MET蛋白の過剰発現は卵巣明細胞癌の有意な予後規定因子であり、治療の標的にもなりうることが示された。7月22日から札幌市で開催された第50回日本婦人科腫瘍学会で、防衛医科大学校病態病理学講座の山本宗平氏が発表した。

 癌遺伝子であるMET(c-MET)はさまざまな癌において増殖や浸潤、転移、血管新生などに関わっていることが知られている。遺伝性乳頭状腎細胞癌においては活性化変異が100%に見られ、胃癌の5〜10%、結腸癌の4%、大腸癌肝転移の20%、食道癌の5〜10%、非小細胞肺癌の3〜4%に遺伝子増幅が見られるが、卵巣癌とMETとの役割は明らかでなかった。

 そこでまず卵巣癌でMETの過剰発現や遺伝子異常があるかどうか確認するため、卵巣癌201例を対象に解析した。201例のうち90例は明細胞癌で、全ての臨床病期の患者を含めた。111例は進行期(FIGOステージIII/IV)の非明細胞性腺癌で、漿液性腺癌89例、粘液腺癌12例、類内膜腺癌10例だった。

 METの解析方法は、各症例から組織を採取し、MET蛋白異常を免疫染色で、MET遺伝子のコピー数異常はBrightfield double in situ hybridization(BDISH)で行った。免疫染色に使った抗体はVentana社の抗体を、BDISHのプローブはVentana社のプローブを用いた。

 METの免疫染色では、膜全周性に染まらず弱いものを1+、膜全周性に染まる細胞が10%以上を占めるものを2+、強く全周性に染まる細胞が多いものを3+とし、2+、3+をMETの過剰発現例とした。BDISHでは、MET遺伝子が4コピー以上である細胞が40%以上を占める場合をMET遺伝子増幅とした。

 MET蛋白の発現を解析した結果、過剰発現が見られたのは明細胞癌だけで、90例中20例(22%)にMET蛋白過剰発現が見られた。非明細胞腺癌では過剰発現は見られなかった。

 MET遺伝子コピー数異常については、明細胞癌では解析した89例中21例(24%)にMET遺伝子コピー数増幅が見られたが、非明細胞腺癌106例ではわずか3例(3%)にしか増幅例は見られなかった。

 そして、MET過剰発現陰性例ではMET遺伝子増幅陰性例は83%、MET遺伝子増幅陽性例は17%、MET過剰発現陽性例ではMET遺伝子増幅陰性例55%、MET遺伝子増幅陽性例45%で、MET過剰発現とMET遺伝子コピー数異常には強い相関が見出された。

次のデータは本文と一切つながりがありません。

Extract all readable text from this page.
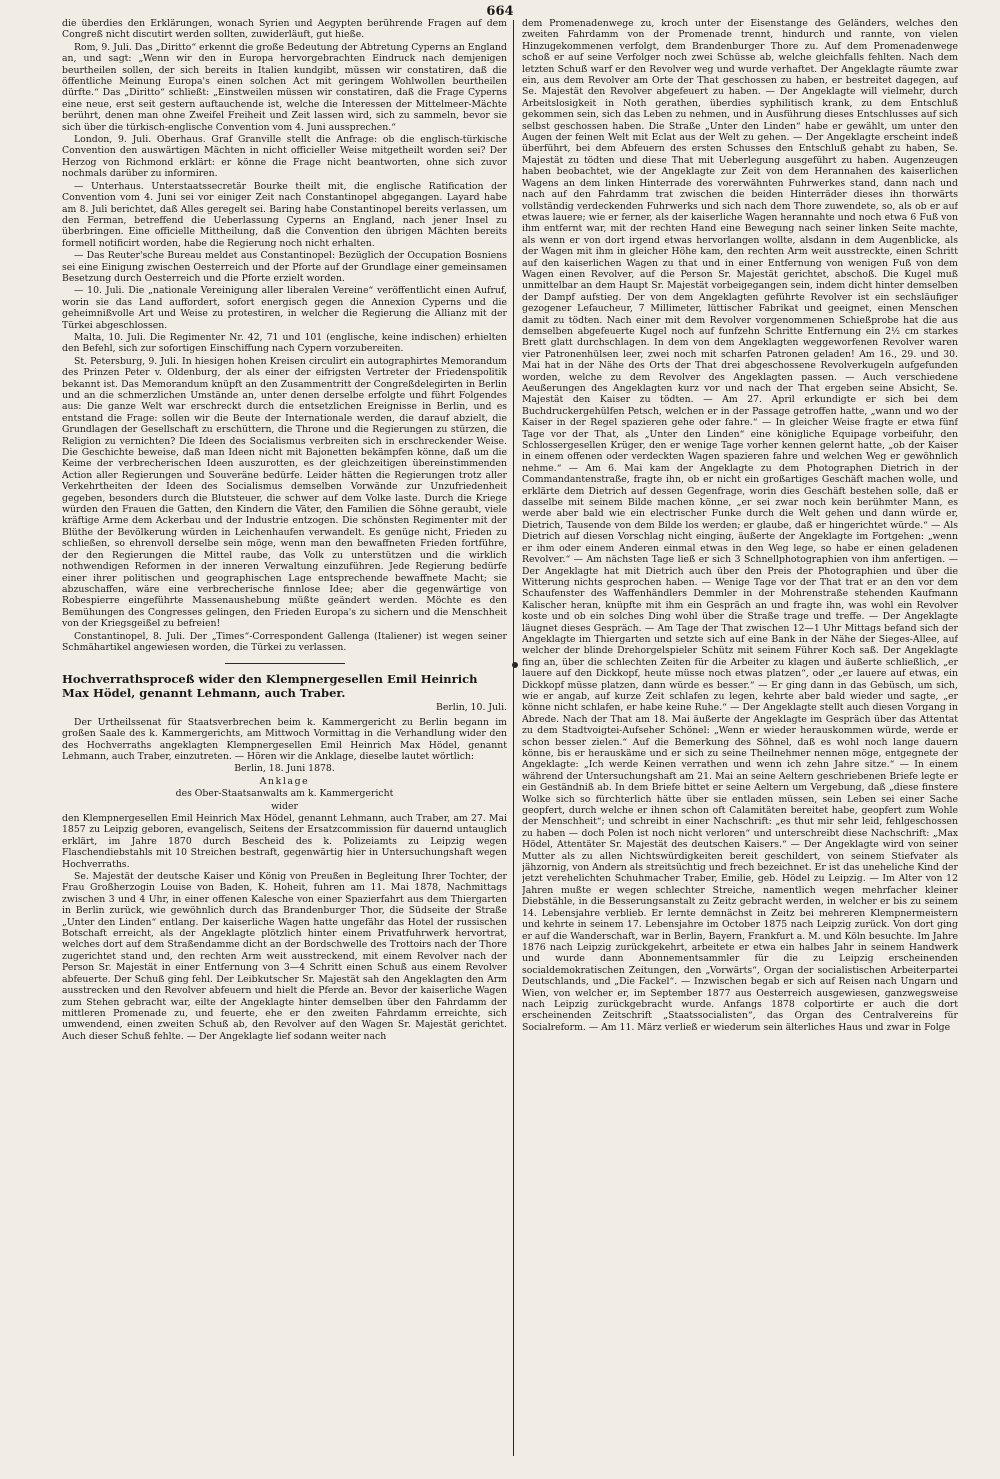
664

die überdies den Erklärungen, wonach Syrien und Aegypten berührende Fragen auf dem Congreß nicht discutirt werden sollten, zuwiderläuft, gut hieße.

Rom, 9. Juli. Das „Diritto“ erkennt die große Bedeutung der Abtretung Cyperns an England an, und sagt: „Wenn wir den in Europa hervorgebrachten Eindruck nach demjenigen beurtheilen sollen, der sich bereits in Italien kundgibt, müssen wir constatiren, daß die öffentliche Meinung Europa's einen solchen Act mit geringem Wohlwollen beurtheilen dürfte.“ Das „Diritto“ schließt: „Einstweilen müssen wir constatiren, daß die Frage Cyperns eine neue, erst seit gestern auftauchende ist, welche die Interessen der Mittelmeer-Mächte berührt, denen man ohne Zweifel Freiheit und Zeit lassen wird, sich zu sammeln, bevor sie sich über die türkisch-englische Convention vom 4. Juni aussprechen.“

London, 9. Juli. Oberhaus. Graf Granville stellt die Anfrage: ob die englisch-türkische Convention den auswärtigen Mächten in nicht officieller Weise mitgetheilt worden sei? Der Herzog von Richmond erklärt: er könne die Frage nicht beantworten, ohne sich zuvor nochmals darüber zu informiren.

— Unterhaus. Unterstaatssecretär Bourke theilt mit, die englische Ratification der Convention vom 4. Juni sei vor einiger Zeit nach Constantinopel abgegangen. Layard habe am 8. Juli berichtet, daß Alles geregelt sei. Baring habe Constantinopel bereits verlassen, um den Ferman, betreffend die Ueberlassung Cyperns an England, nach jener Insel zu überbringen. Eine officielle Mittheilung, daß die Convention den übrigen Mächten bereits formell notificirt worden, habe die Regierung noch nicht erhalten.

— Das Reuter'sche Bureau meldet aus Constantinopel: Bezüglich der Occupation Bosniens sei eine Einigung zwischen Oesterreich und der Pforte auf der Grundlage einer gemeinsamen Besetzung durch Oesterreich und die Pforte erzielt worden.

— 10. Juli. Die „nationale Vereinigung aller liberalen Vereine“ veröffentlicht einen Aufruf, worin sie das Land auffordert, sofort energisch gegen die Annexion Cyperns und die geheimnißvolle Art und Weise zu protestiren, in welcher die Regierung die Allianz mit der Türkei abgeschlossen.

Malta, 10. Juli. Die Regimenter Nr. 42, 71 und 101 (englische, keine indischen) erhielten den Befehl, sich zur sofortigen Einschiffung nach Cypern vorzubereiten.

St. Petersburg, 9. Juli. In hiesigen hohen Kreisen circulirt ein autographirtes Memorandum des Prinzen Peter v. Oldenburg, der als einer der eifrigsten Vertreter der Friedenspolitik bekannt ist. Das Memorandum knüpft an den Zusammentritt der Congreßdelegirten in Berlin und an die schmerzlichen Umstände an, unter denen derselbe erfolgte und führt Folgendes aus: Die ganze Welt war erschreckt durch die entsetzlichen Ereignisse in Berlin, und es entstand die Frage: sollen wir die Beute der Internationale werden, die darauf abzielt, die Grundlagen der Gesellschaft zu erschüttern, die Throne und die Regierungen zu stürzen, die Religion zu vernichten? Die Ideen des Socialismus verbreiten sich in erschreckender Weise. Die Geschichte beweise, daß man Ideen nicht mit Bajonetten bekämpfen könne, daß um die Keime der verbrecherischen Ideen auszurotten, es der gleichzeitigen übereinstimmenden Action aller Regierungen und Souveräne bedürfe. Leider hätten die Regierungen trotz aller Verkehrtheiten der Ideen des Socialismus demselben Vorwände zur Unzufriedenheit gegeben, besonders durch die Blutsteuer, die schwer auf dem Volke laste. Durch die Kriege würden den Frauen die Gatten, den Kindern die Väter, den Familien die Söhne geraubt, viele kräftige Arme dem Ackerbau und der Industrie entzogen. Die schönsten Regimenter mit der Blüthe der Bevölkerung würden in Leichenhaufen verwandelt. Es genüge nicht, Frieden zu schließen, so ehrenvoll derselbe sein möge, wenn man den bewaffneten Frieden fortführe, der den Regierungen die Mittel raube, das Volk zu unterstützen und die wirklich nothwendigen Reformen in der inneren Verwaltung einzuführen. Jede Regierung bedürfe einer ihrer politischen und geographischen Lage entsprechende bewaffnete Macht; sie abzuschaffen, wäre eine verbrecherische finnlose Idee; aber die gegenwärtige von Robespierre eingeführte Massenaushebung müßte geändert werden. Möchte es den Bemühungen des Congresses gelingen, den Frieden Europa's zu sichern und die Menschheit von der Kriegsgeißel zu befreien!

Constantinopel, 8. Juli. Der „Times“-Correspondent Gallenga (Italiener) ist wegen seiner Schmähartikel angewiesen worden, die Türkei zu verlassen.

Hochverrathsproceß wider den Klempnergesellen Emil Heinrich Max Hödel, genannt Lehmann, auch Traber.
Berlin, 10. Juli.

Der Urtheilssenat für Staatsverbrechen beim k. Kammergericht zu Berlin begann im großen Saale des k. Kammergerichts, am Mittwoch Vormittag in die Verhandlung wider den des Hochverraths angeklagten Klempnergesellen Emil Heinrich Max Hödel, genannt Lehmann, auch Traber, einzutreten. — Hören wir die Anklage, dieselbe lautet wörtlich:

Berlin, 18. Juni 1878.

Anklage

des Ober-Staatsanwalts am k. Kammergericht

wider

den Klempnergesellen Emil Heinrich Max Hödel, genannt Lehmann, auch Traber, am 27. Mai 1857 zu Leipzig geboren, evangelisch, Seitens der Ersatzcommission für dauernd untauglich erklärt, im Jahre 1870 durch Bescheid des k. Polizeiamts zu Leipzig wegen Flaschendiebstahls mit 10 Streichen bestraft, gegenwärtig hier in Untersuchungshaft wegen Hochverraths.

Se. Majestät der deutsche Kaiser und König von Preußen in Begleitung Ihrer Tochter, der Frau Großherzogin Louise von Baden, K. Hoheit, fuhren am 11. Mai 1878, Nachmittags zwischen 3 und 4 Uhr, in einer offenen Kalesche von einer Spazierfahrt aus dem Thiergarten in Berlin zurück, wie gewöhnlich durch das Brandenburger Thor, die Südseite der Straße „Unter den Linden“ entlang. Der kaiserliche Wagen hatte ungefähr das Hotel der russischen Botschaft erreicht, als der Angeklagte plötzlich hinter einem Privatfuhrwerk hervortrat, welches dort auf dem Straßendamme dicht an der Bordschwelle des Trottoirs nach der Thore zugerichtet stand und, den rechten Arm weit ausstreckend, mit einem Revolver nach der Person Sr. Majestät in einer Entfernung von 3—4 Schritt einen Schuß aus einem Revolver abfeuerte. Der Schuß ging fehl. Der Leibkutscher Sr. Majestät sah den Angeklagten den Arm ausstrecken und den Revolver abfeuern und hielt die Pferde an. Bevor der kaiserliche Wagen zum Stehen gebracht war, eilte der Angeklagte hinter demselben über den Fahrdamm der mittleren Promenade zu, und feuerte, ehe er den zweiten Fahrdamm erreichte, sich umwendend, einen zweiten Schuß ab, den Revolver auf den Wagen Sr. Majestät gerichtet. Auch dieser Schuß fehlte. — Der Angeklagte lief sodann weiter nach

dem Promenadenwege zu, kroch unter der Eisenstange des Geländers, welches den zweiten Fahrdamm von der Promenade trennt, hindurch und rannte, von vielen Hinzugekommenen verfolgt, dem Brandenburger Thore zu. Auf dem Promenadenwege schoß er auf seine Verfolger noch zwei Schüsse ab, welche gleichfalls fehlten. Nach dem letzten Schuß warf er den Revolver weg und wurde verhaftet. Der Angeklagte räumte zwar ein, aus dem Revolver am Orte der That geschossen zu haben, er bestreitet dagegen, auf Se. Majestät den Revolver abgefeuert zu haben. — Der Angeklagte will vielmehr, durch Arbeitslosigkeit in Noth gerathen, überdies syphilitisch krank, zu dem Entschluß gekommen sein, sich das Leben zu nehmen, und in Ausführung dieses Entschlusses auf sich selbst geschossen haben. Die Straße „Unter den Linden“ habe er gewählt, um unter den Augen der feinen Welt mit Eclat aus der Welt zu gehen. — Der Angeklagte erscheint indeß überführt, bei dem Abfeuern des ersten Schusses den Entschluß gehabt zu haben, Se. Majestät zu tödten und diese That mit Ueberlegung ausgeführt zu haben. Augenzeugen haben beobachtet, wie der Angeklagte zur Zeit von dem Herannahen des kaiserlichen Wagens an dem linken Hinterrade des vorerwähnten Fuhrwerkes stand, dann nach und nach auf den Fahrdamm trat zwischen die beiden Hinterräder dieses ihn thorwärts vollständig verdeckenden Fuhrwerks und sich nach dem Thore zuwendete, so, als ob er auf etwas lauere; wie er ferner, als der kaiserliche Wagen herannahte und noch etwa 6 Fuß von ihm entfernt war, mit der rechten Hand eine Bewegung nach seiner linken Seite machte, als wenn er von dort irgend etwas hervorlangen wollte, alsdann in dem Augenblicke, als der Wagen mit ihm in gleicher Höhe kam, den rechten Arm weit ausstreckte, einen Schritt auf den kaiserlichen Wagen zu that und in einer Entfernung von wenigen Fuß von dem Wagen einen Revolver, auf die Person Sr. Majestät gerichtet, abschoß. Die Kugel muß unmittelbar an dem Haupt Sr. Majestät vorbeigegangen sein, indem dicht hinter demselben der Dampf aufstieg. Der von dem Angeklagten geführte Revolver ist ein sechsläufiger gezogener Lefaucheur, 7 Millimeter, lüttischer Fabrikat und geeignet, einen Menschen damit zu tödten. Nach einer mit dem Revolver vorgenommenen Schießprobe hat die aus demselben abgefeuerte Kugel noch auf funfzehn Schritte Entfernung ein 2½ cm starkes Brett glatt durchschlagen. In dem von dem Angeklagten weggeworfenen Revolver waren vier Patronenhülsen leer, zwei noch mit scharfen Patronen geladen! Am 16., 29. und 30. Mai hat in der Nähe des Orts der That drei abgeschossene Revolverkugeln aufgefunden worden, welche zu dem Revolver des Angeklagten passen. — Auch verschiedene Aeußerungen des Angeklagten kurz vor und nach der That ergeben seine Absicht, Se. Majestät den Kaiser zu tödten. — Am 27. April erkundigte er sich bei dem Buchdruckergehülfen Petsch, welchen er in der Passage getroffen hatte, „wann und wo der Kaiser in der Regel spazieren gehe oder fahre.“ — In gleicher Weise fragte er etwa fünf Tage vor der That, als „Unter den Linden“ eine königliche Equipage vorbeifuhr, den Schlossergesellen Krüger, den er wenige Tage vorher kennen gelernt hatte, „ob der Kaiser in einem offenen oder verdeckten Wagen spazieren fahre und welchen Weg er gewöhnlich nehme.“ — Am 6. Mai kam der Angeklagte zu dem Photographen Dietrich in der Commandantenstraße, fragte ihn, ob er nicht ein großartiges Geschäft machen wolle, und erklärte dem Dietrich auf dessen Gegenfrage, worin dies Geschäft bestehen solle, daß er dasselbe mit seinem Bilde machen könne, „er sei zwar noch kein berühmter Mann, es werde aber bald wie ein electrischer Funke durch die Welt gehen und dann würde er, Dietrich, Tausende von dem Bilde los werden; er glaube, daß er hingerichtet würde.“ — Als Dietrich auf diesen Vorschlag nicht einging, äußerte der Angeklagte im Fortgehen: „wenn er ihm oder einem Anderen einmal etwas in den Weg lege, so habe er einen geladenen Revolver.“ — Am nächsten Tage ließ er sich 3 Schnellphotographien von ihm anfertigen. — Der Angeklagte hat mit Dietrich auch über den Preis der Photographien und über die Witterung nichts gesprochen haben. — Wenige Tage vor der That trat er an den vor dem Schaufenster des Waffenhändlers Demmler in der Mohrenstraße stehenden Kaufmann Kalischer heran, knüpfte mit ihm ein Gespräch an und fragte ihn, was wohl ein Revolver koste und ob ein solches Ding wohl über die Straße trage und treffe. — Der Angeklagte läugnet dieses Gespräch. — Am Tage der That zwischen 12—1 Uhr Mittags befand sich der Angeklagte im Thiergarten und setzte sich auf eine Bank in der Nähe der Sieges-Allee, auf welcher der blinde Drehorgelspieler Schütz mit seinem Führer Koch saß. Der Angeklagte fing an, über die schlechten Zeiten für die Arbeiter zu klagen und äußerte schließlich, „er lauere auf den Dickkopf, heute müsse noch etwas platzen“, oder „er lauere auf etwas, ein Dickkopf müsse platzen, dann würde es besser.“ — Er ging dann in das Gebüsch, um sich, wie er angab, auf kurze Zeit schlafen zu legen, kehrte aber bald wieder und sagte, „er könne nicht schlafen, er habe keine Ruhe.“ — Der Angeklagte stellt auch diesen Vorgang in Abrede. Nach der That am 18. Mai äußerte der Angeklagte im Gespräch über das Attentat zu dem Stadtvoigtei-Aufseher Schönel: „Wenn er wieder herauskommen würde, werde er schon besser zielen.“ Auf die Bemerkung des Söhnel, daß es wohl noch lange dauern könne, bis er herauskäme und er sich zu seine Theilnehmer nennen möge, entgegnete der Angeklagte: „Ich werde Keinen verrathen und wenn ich zehn Jahre sitze.“ — In einem während der Untersuchungshaft am 21. Mai an seine Aeltern geschriebenen Briefe legte er ein Geständniß ab. In dem Briefe bittet er seine Aeltern um Vergebung, daß „diese finstere Wolke sich so fürchterlich hätte über sie entladen müssen, sein Leben sei einer Sache geopfert, durch welche er ihnen schon oft Calamitäten bereitet habe, geopfert zum Wohle der Menschheit“; und schreibt in einer Nachschrift: „es thut mir sehr leid, fehlgeschossen zu haben — doch Polen ist noch nicht verloren“ und unterschreibt diese Nachschrift: „Max Hödel, Attentäter Sr. Majestät des deutschen Kaisers.“ — Der Angeklagte wird von seiner Mutter als zu allen Nichtswürdigkeiten bereit geschildert, von seinem Stiefvater als jähzornig, von Andern als streitsüchtig und frech bezeichnet. Er ist das uneheliche Kind der jetzt verehelichten Schuhmacher Traber, Emilie, geb. Hödel zu Leipzig. — Im Alter von 12 Jahren mußte er wegen schlechter Streiche, namentlich wegen mehrfacher kleiner Diebstähle, in die Besserungsanstalt zu Zeitz gebracht werden, in welcher er bis zu seinem 14. Lebensjahre verblieb. Er lernte demnächst in Zeitz bei mehreren Klempnermeistern und kehrte in seinem 17. Lebensjahre im October 1875 nach Leipzig zurück. Von dort ging er auf die Wanderschaft, war in Berlin, Bayern, Frankfurt a. M. und Köln besuchte. Im Jahre 1876 nach Leipzig zurückgekehrt, arbeitete er etwa ein halbes Jahr in seinem Handwerk und wurde dann Abonnementsammler für die zu Leipzig erscheinenden socialdemokratischen Zeitungen, den „Vorwärts“, Organ der socialistischen Arbeiterpartei Deutschlands, und „Die Fackel“. — Inzwischen begab er sich auf Reisen nach Ungarn und Wien, von welcher er, im September 1877 aus Oesterreich ausgewiesen, ganzwegsweise nach Leipzig zurückgebracht wurde. Anfangs 1878 colportirte er auch die dort erscheinenden Zeitschrift „Staatssocialisten“, das Organ des Centralvereins für Socialreform. — Am 11. März verließ er wiederum sein älterliches Haus und zwar in Folge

 次に、卵巣明細胞癌におけるMET異常が果たす役割を解析した結果、MET過剰発現例では過剰発現がない例と比べて有意に予後が悪かった。全生存期間に与える予後規定因子について多変量解析を行った結果、独立した予後悪化因子として、FIGOステージIII、IVはI、IIと比べて有意に予後が悪く(RR:5.76、p=0.0011)、低分化型腫瘍組織成分がある場合はない場合と比べて予後が悪く(RR:4.58、p=0.00051)、METの過剰発現がある場合もない場合と比べて予後が悪かった(RR:2.42、p=0.018)。

 山本氏らは最近、予後が悪い卵巣明細胞癌の中でもさらに予後が悪い症例を見出すため、組織分類の解析を行っており、腫瘍にわずかでも低分化型組織成分がある場合、ない場合と比べて有意に予後が悪いことを見出している。

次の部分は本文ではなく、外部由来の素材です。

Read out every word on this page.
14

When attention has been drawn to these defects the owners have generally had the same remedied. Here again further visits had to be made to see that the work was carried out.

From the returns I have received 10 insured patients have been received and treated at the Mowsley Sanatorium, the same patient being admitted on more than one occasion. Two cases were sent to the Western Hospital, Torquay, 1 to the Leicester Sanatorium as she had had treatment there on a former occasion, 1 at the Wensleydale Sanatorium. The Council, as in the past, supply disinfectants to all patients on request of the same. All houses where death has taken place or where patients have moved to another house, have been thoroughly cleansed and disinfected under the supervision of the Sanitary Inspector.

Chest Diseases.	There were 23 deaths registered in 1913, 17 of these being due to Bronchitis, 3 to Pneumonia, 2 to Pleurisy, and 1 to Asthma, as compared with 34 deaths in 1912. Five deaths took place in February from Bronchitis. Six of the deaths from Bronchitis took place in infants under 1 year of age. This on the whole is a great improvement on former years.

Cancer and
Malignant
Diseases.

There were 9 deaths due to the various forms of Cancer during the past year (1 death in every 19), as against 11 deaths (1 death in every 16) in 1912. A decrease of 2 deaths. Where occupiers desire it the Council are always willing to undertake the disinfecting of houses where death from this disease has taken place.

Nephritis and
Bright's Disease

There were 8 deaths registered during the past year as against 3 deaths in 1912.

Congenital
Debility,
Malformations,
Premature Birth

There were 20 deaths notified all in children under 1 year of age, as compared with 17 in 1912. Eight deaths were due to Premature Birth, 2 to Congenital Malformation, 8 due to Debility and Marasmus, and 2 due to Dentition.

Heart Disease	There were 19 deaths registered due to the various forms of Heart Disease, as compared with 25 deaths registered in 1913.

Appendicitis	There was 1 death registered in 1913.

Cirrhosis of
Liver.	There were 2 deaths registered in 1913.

 そこで低分化型組織成分をもつ卵巣明細胞癌21例を解析したところ、52%にあたる11例でMETの遺伝子コピー数異常が検出された。低分化型組織成分が見られない卵巣明細胞癌68例ではMET遺伝子コピー数異常が検出されたのは15%(10例)だった。同じ腫瘍の中でも、高分化型組織においてはMET遺伝子コピー数異常は中程度だったが、低分化型組織においてはMET遺伝子コピー数異常は顕著だった。

 山本氏は、「卵巣癌において、METの過剰発現やコピー数異常は明細胞癌に特異的、高頻度に起こっており、MET過剰発現はMET遺伝子コピー数異常によって起こること、METの過剰発現は卵巣明細胞癌の予後悪化を予測する独立した強い因子であること、MET遺伝子コピー数異常は卵巣明細胞癌の悪性度にかかわることが示された」とまとめ、治療標的としても有効である可能性があると締めくくった。